Por Jorge Jatobá – Artigo publicado originalmente no Jornal do Commercio de 13 de julho de 2021

O Brasil tem demonstrado, frequentemente, incapacidade de formar consensos via negociação nas diferentes arenas públicas e privadas para avançar na formulação e aprovação, de propostas que propiciem mudanças estruturais nas dimensões econômicas, política, social, tributária e fiscal. As dificuldades e resistências têm sido enormes.

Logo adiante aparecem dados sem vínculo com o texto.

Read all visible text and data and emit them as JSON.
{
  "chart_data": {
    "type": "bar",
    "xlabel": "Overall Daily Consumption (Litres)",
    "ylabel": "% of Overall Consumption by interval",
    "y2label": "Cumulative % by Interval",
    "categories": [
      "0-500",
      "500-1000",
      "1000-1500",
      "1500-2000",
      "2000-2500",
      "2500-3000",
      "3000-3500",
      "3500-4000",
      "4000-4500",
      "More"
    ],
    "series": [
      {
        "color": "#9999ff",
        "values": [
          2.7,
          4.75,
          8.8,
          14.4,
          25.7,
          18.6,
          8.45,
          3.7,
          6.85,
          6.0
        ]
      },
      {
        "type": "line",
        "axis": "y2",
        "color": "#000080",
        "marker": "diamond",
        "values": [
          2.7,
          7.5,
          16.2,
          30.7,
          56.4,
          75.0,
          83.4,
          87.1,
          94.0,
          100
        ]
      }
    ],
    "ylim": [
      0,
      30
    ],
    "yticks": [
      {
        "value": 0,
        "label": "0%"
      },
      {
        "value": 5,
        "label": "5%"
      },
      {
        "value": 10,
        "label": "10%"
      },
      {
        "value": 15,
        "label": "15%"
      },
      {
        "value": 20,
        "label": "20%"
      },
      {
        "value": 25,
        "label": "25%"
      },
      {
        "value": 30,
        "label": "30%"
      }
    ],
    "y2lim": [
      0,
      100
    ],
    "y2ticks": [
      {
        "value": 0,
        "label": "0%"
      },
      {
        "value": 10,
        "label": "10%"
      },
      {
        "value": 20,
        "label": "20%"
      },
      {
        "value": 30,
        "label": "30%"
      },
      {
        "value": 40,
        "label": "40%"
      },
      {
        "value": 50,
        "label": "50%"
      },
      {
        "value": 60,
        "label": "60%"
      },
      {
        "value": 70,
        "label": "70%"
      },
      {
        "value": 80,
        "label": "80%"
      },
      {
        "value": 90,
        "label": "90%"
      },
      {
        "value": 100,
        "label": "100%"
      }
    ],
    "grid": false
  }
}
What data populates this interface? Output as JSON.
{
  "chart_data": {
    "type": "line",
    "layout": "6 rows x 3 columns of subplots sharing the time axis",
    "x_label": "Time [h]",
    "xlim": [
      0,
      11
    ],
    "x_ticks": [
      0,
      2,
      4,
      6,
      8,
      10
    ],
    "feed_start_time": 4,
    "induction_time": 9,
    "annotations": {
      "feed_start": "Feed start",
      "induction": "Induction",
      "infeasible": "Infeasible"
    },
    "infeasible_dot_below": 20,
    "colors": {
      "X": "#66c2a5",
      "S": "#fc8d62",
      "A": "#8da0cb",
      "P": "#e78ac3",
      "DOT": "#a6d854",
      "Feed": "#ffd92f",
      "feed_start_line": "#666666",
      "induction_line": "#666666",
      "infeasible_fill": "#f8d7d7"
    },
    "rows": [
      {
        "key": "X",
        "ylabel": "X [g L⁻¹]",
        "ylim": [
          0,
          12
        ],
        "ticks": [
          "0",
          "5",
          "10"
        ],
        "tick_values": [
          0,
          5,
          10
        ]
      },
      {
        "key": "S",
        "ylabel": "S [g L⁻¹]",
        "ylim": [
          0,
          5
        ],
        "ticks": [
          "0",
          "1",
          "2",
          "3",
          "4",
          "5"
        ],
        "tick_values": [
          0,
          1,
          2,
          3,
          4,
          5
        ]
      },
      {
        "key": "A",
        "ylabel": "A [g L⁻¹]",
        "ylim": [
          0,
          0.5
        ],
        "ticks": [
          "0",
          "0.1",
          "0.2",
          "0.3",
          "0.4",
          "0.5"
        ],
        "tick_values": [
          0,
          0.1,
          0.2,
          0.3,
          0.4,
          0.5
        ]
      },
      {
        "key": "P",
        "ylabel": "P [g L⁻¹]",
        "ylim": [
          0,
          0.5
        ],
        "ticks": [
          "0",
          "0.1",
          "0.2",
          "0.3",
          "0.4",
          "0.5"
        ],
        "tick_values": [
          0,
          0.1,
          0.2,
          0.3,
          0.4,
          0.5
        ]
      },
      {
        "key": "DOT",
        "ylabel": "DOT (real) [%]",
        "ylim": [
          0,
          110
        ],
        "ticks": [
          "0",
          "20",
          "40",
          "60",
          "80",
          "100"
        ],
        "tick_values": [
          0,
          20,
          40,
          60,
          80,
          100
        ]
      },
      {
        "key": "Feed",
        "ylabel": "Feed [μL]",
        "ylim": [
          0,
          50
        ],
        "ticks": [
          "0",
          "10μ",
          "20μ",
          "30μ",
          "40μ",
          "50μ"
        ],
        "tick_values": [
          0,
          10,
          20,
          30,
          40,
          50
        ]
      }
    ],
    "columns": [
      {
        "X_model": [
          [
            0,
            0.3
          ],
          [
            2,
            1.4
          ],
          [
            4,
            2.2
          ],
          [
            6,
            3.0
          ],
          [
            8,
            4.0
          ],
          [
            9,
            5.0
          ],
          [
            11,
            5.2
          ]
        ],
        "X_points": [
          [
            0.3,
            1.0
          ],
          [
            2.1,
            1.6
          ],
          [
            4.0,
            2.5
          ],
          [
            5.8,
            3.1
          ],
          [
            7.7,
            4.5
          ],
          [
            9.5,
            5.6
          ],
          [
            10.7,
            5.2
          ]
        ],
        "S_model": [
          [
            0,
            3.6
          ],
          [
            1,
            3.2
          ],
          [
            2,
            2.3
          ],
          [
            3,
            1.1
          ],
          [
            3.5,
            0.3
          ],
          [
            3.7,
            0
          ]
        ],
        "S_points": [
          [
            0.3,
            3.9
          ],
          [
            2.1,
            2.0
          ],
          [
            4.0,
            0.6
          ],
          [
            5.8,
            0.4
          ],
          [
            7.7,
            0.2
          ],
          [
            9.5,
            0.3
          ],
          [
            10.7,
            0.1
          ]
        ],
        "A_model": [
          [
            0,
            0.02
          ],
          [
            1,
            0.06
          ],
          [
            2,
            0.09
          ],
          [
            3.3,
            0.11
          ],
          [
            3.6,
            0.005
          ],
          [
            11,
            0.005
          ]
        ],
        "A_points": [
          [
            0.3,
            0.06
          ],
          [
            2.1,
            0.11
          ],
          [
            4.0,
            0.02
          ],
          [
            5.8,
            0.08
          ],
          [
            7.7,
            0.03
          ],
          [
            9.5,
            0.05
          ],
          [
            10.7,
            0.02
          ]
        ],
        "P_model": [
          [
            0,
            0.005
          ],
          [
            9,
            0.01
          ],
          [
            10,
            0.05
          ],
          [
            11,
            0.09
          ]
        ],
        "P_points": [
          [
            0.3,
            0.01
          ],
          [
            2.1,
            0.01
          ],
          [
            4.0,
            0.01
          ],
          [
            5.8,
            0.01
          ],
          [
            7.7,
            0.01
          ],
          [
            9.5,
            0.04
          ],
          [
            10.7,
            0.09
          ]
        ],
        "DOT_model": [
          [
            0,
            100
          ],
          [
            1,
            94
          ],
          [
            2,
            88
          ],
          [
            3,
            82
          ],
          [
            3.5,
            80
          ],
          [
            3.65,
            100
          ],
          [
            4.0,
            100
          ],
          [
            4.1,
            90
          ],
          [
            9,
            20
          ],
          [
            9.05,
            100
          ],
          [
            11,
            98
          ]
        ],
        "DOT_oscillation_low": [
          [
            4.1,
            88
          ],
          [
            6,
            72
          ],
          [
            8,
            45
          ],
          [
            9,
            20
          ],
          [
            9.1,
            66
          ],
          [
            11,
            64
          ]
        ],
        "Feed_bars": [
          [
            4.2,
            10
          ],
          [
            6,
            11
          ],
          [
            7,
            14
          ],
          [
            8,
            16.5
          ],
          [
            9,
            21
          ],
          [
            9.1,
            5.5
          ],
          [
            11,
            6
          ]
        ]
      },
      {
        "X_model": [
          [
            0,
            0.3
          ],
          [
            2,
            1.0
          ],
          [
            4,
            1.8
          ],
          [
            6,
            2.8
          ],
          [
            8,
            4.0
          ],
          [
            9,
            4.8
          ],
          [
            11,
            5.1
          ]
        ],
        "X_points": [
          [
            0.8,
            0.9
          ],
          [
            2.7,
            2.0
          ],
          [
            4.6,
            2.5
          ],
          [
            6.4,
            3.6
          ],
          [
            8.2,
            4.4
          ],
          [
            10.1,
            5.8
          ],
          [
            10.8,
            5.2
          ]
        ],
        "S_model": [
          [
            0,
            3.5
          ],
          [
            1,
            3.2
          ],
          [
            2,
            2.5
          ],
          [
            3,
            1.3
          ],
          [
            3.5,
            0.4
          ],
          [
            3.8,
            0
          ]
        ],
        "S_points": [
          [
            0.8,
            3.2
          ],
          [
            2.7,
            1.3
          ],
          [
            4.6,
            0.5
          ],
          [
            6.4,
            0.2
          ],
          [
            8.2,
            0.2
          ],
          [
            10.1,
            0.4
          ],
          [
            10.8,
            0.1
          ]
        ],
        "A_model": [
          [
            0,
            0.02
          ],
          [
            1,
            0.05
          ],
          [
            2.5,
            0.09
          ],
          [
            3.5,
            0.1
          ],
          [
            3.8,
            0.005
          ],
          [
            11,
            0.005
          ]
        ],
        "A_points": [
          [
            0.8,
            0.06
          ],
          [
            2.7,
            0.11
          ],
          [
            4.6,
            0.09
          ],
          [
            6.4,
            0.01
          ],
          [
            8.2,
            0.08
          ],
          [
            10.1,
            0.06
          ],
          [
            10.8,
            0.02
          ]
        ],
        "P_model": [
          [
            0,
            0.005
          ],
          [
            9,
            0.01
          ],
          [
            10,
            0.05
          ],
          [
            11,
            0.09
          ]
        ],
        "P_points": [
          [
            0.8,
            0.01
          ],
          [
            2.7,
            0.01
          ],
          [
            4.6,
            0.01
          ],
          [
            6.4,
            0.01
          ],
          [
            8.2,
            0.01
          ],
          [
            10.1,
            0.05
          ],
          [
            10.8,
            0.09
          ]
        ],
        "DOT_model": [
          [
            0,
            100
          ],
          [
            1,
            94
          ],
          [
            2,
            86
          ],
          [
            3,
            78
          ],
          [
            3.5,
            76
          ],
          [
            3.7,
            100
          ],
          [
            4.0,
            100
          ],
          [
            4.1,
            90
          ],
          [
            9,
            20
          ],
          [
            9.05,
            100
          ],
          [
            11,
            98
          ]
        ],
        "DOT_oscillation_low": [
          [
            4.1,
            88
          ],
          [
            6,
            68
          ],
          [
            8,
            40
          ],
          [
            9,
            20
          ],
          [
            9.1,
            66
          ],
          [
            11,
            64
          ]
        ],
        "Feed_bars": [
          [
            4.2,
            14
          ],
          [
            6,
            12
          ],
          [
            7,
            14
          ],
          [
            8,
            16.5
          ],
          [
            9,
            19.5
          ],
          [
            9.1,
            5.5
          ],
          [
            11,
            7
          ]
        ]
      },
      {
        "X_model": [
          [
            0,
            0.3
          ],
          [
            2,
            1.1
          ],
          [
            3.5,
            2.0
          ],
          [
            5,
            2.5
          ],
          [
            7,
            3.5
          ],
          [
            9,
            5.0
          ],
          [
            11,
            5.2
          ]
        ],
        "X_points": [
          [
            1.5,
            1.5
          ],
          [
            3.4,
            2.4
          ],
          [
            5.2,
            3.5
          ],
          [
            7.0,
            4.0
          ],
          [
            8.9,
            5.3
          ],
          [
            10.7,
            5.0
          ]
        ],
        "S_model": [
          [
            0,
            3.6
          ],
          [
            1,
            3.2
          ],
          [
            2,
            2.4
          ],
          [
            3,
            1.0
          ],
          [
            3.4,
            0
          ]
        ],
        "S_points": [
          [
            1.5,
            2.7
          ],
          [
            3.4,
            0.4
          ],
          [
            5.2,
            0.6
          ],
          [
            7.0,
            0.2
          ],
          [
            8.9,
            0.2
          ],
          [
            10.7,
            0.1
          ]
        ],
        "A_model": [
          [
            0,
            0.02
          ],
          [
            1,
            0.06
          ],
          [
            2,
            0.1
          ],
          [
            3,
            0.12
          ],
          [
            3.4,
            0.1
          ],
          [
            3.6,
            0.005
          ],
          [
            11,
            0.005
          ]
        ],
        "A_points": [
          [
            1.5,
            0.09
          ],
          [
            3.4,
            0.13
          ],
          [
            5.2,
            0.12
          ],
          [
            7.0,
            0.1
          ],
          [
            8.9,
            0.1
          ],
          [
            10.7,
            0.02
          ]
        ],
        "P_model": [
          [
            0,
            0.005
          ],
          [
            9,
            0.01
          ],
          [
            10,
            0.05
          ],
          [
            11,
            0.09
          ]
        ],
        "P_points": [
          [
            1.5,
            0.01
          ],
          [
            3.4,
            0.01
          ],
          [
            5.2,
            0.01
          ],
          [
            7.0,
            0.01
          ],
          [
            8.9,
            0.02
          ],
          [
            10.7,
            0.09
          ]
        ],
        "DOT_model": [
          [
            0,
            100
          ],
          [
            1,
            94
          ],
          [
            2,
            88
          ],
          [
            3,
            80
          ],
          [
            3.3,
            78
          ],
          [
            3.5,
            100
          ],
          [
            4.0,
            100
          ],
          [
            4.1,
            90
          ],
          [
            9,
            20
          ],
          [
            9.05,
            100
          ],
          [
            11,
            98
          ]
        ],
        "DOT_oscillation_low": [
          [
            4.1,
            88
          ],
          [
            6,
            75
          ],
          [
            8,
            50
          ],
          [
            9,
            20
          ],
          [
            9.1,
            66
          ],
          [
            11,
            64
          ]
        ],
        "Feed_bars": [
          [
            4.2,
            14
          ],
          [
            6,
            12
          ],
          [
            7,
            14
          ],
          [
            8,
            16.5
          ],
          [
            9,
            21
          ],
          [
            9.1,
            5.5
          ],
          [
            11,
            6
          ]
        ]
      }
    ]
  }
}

Após décadas de discussão e, mais recentemente, com três propostas de reforma tributária na mesa de negociações, o governo avançava com um projeto que não altera substancialmente a essência dos impostos e se restringe aos tributos federais. O ICMS ficou de fora. Era, aparentemente, o caminho mais fácil. Não foi, apesar de ser um arremedo de reforma ao nosso sistema tributário regressivo, caótico e oneroso que retira competitividade da economia. As dificuldades de longa data repousam nos conflitos distributivos entre os entres da federação, na mobilização politicamente contrária das corporações empresariais que temem pagar mais impostos e na incapacidade de negociação entre o Congresso e o Executivo. Com ou sem Centrão ou atual Governo tem dificuldades de avançar com as reformas que foram encaminhadas ao Congresso desde 2019. A reforma administrativa concebida para as gerações futuras e que exclui o judiciário, o legislativo e os militares, avança com grandes resistências e dificuldade que, infelizmente, se colocam muito acima das divergências naturais e saudáveis que surgem entre os diversos agentes econômicos e políticos em momentos de mudanças. Os interesses do país quase sempre não prevalecem.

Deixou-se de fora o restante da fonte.